Baker & McKenzie share their article Secured parties and Deeds of Company Arrangement: How secure is your circulating security interest? with us.
In the matter of Bluenergy Group Limited (subject to DOCA) (Admin Apptd) NSWSC 977
The conventional approach to a proposal by a grantor for execution of a Deed of Company Arrangement (DOCA) by secured parties has been that secured parties stand almost entirely outside of the DOCA process. The very recent Bluenergy decision signals a material departure by the Courts from that conventional approach, in the context of a “floating charge” or “circulating security interest” holder who votes against or abstains from the vote on a DOCA.
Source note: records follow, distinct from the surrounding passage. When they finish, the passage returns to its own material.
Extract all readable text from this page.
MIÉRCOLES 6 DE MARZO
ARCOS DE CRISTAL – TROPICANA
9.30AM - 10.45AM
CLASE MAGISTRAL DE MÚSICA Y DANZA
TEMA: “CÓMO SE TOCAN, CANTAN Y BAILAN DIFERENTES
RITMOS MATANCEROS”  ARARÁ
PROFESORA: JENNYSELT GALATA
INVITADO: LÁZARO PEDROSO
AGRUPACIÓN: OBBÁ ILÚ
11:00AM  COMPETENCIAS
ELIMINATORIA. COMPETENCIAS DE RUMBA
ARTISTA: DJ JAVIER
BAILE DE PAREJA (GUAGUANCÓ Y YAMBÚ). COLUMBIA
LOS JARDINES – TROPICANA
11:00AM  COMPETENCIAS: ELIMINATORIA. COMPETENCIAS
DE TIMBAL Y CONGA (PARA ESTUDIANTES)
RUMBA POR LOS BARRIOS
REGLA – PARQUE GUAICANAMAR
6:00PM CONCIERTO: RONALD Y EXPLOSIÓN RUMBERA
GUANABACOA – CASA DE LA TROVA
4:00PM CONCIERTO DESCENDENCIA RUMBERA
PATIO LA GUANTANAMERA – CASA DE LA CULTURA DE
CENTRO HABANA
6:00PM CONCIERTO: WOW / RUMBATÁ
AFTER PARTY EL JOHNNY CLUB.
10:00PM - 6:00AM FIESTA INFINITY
In Re Bluenergy the Court decided that:
|on and from execution of the DOCA, the secured party’s debt (as distinct from its security for that debt) is extinguished; and
|where the secured party holds a floating charge or circulating security interest over present and future property, the secured party’s rights to “realise or otherwise deal with” its security interest are restricted to those assets in the hands of the grantor as at the time of execution of the DOCA – after-acquired or future property of the grantor that might otherwise be caught by the circulating security interest is wholly out of the reach of the secured party.
Obviously, the decision has serious implications for secured parties under circulating security interests. The rights that survive the execution of the DOCA (even if the secured party voted against or abstained from the DOCA proposal) are much narrower – critically, the “after-acquired property” under the security interest is effectively guillotined by reference to the date of execution of the DOCA.
It follows that, at least in relation to circulating security interests, a secured party may be exposed to some degree of “cramming up” by unsecured creditors through a DOCA.
While it is too early to say for sure, it may be expected that secured parties will move to be more pro-active in their resistance of DOCA proposals that may circumscribe their security interests, particularly in respect of after-acquired property subject to a circulating security interest. This increased resistance may translate into an increase in applications to terminate or vary DOCAs, in order to mitigate that risk of dimunition in the secured party’s rights.
It may also be expected that secured parties will also be more proactive in appointing receivers and managers to grantors who enter administration, as a further means of discouraging DOCA proposals that cut across their security.
Baker & McKenzie represented Keybridge Capital Limited, a secured creditor of Bluenergy Group Limited.